Von einem Extrem ins andere. Bei der Gesundheitsklausur am Wochenende werde sich das "Schicksal der Koalition" entscheiden, tönte es in der FDP noch vor kurzem. Inzwischen verbreitet das Gesundheitsministerium, dass es sich bei dem Treffen der Fraktionsexperten nur um den Versuch handle, "das Thema wieder auf die Arbeitsebene zu bringen".

Ein Ergebnis sei "nicht unbedingt zu erwarten", ein Durchbruch schon gar nicht. Es werde noch weitere Treffen geben, betont Regierungssprecher Ulrich Wilhelm. Und nach den Worten von FDP-Fraktionschefin Birgit Homburger ist die Einigung auf ein gemeinsames Konzept am Wochenende "gar nicht machbar" . Niedriger kann man die Erwartungen kaum hängen.

Die Verniedlichungsstrategie passt zur Stimmung in der Koalition. Selbst die CSU gibt sich sanftmütig. Generalsekretär Alexander Dobrindt will sich – nach den gegenseitigen Beschimpfungen als "Wildsau" und "Gurkentruppe" – fürs Erste nicht mehr bei "Flora und Fauna" bedienen. Der Münchner Minister und Raufbold Markus Söder – der zur Besorgnis auch eigener Parteifreunde wohl an der Klausur teilnehmen darf – baut der FDP eine Brücke, indem er auf mehr Krankenkassen-Autonomie und den Umbau des allseits unbeliebten Gesundheitsfonds dringt.

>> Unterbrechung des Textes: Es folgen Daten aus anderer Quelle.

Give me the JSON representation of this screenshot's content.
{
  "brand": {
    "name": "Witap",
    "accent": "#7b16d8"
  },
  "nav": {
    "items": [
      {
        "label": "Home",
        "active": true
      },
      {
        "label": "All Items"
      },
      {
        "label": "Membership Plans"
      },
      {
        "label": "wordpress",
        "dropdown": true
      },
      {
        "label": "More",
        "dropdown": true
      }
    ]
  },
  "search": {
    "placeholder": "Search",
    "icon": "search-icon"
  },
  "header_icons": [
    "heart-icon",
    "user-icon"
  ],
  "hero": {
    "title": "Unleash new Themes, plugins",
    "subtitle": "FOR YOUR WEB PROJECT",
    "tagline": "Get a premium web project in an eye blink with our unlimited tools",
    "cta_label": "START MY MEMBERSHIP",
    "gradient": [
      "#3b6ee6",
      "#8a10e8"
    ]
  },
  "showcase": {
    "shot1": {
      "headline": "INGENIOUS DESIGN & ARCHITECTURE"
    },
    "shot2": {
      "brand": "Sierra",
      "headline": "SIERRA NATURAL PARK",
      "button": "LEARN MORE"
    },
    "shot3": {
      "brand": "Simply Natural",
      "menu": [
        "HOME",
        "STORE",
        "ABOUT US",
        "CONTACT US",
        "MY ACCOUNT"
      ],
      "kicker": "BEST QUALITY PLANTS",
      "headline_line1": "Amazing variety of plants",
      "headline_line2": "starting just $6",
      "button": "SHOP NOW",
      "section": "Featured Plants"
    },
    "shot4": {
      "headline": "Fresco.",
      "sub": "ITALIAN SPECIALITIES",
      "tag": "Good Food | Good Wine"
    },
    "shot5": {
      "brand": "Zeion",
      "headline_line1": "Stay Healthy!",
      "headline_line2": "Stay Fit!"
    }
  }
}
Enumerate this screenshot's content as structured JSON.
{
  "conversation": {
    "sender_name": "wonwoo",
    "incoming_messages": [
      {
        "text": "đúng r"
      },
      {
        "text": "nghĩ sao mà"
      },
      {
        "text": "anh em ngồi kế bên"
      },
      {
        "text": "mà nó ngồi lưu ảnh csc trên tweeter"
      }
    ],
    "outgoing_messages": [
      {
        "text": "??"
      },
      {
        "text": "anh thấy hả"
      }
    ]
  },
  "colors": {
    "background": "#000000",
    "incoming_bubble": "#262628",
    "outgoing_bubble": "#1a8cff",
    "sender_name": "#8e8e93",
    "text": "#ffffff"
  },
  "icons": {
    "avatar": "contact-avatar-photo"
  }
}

Und der Statthalter der CSU in Berlin, Landesgruppenchef Hans-Peter Friedrich, mahnt die Liberalen lediglich, "nicht immer nur über Einnahmeerhöhungen" zu reden. Aber mit Philipp Rösler als Gesundheitsminister werde man schon "einen guten Kompromiss finden". Nichtsdestotrotz machte Dobrindt in der Rheinischen Post klar: "Das Prämienmodell ist nicht mehr Gegenstand der Diskussion in der Koalition." Bei der Klausur werde es ausschließlich um Einsparungen gehen.

Von echter Kompromissbereitschaft also keine Spur. FDP ist entsprechend sauer. Sie beharrt auf ihrer Kopfpauschale. FDP-Chef Guido Westerwelle drohte im Koalitionsausschuss: "Wir sind nicht bereit so eine politische Gemengelage wie vor 14 Tagen noch einmal hinzunehmen". Damals hatte die CSU den überarbeiteten Plänen Röslers für eine Gesundheitsprämie eine Abfuhr erteilt.

Die CSU wiederum spielt auf Zeit. Nach Tagesspiegel -Informationen hat Seehofer im Koalitionsausschuss am Dienstag gebeten, sich bei der Klausur noch nicht festzulegen.

Die Begründung des Parteichefs, ganz offen: Am Samstag danach findet in Nürnberg ein kleiner CSU-Parteitag statt, dort wolle er sich nicht für unliebsame Entscheidungen rechtfertigen müssen.

Gut möglich freilich, dass sich Seehofer in Franken für seinen Widerstand auch wieder neu munitioniert. Und es gibt noch ein Problem: Die Koalition kann es sich nicht leisten, aus dem Treffen ganz ohne Einigung herauszugehen.

Fürs nächste Jahr droht der gesetzlichen Krankenversicherung ein Defizit von elf Milliarden Euro. Und die klammen Kassen müssen endlich wissen, woran sie sind. Wenn es nicht bald eine Einigung gibt, bekommen sie ihre Haushaltspläne für 2011 nicht fertig. Ob großes Aufatmen, Zusatzbeiträge oder Insolvenz – alles hängt an den überfälligen Sparbeschlüssen.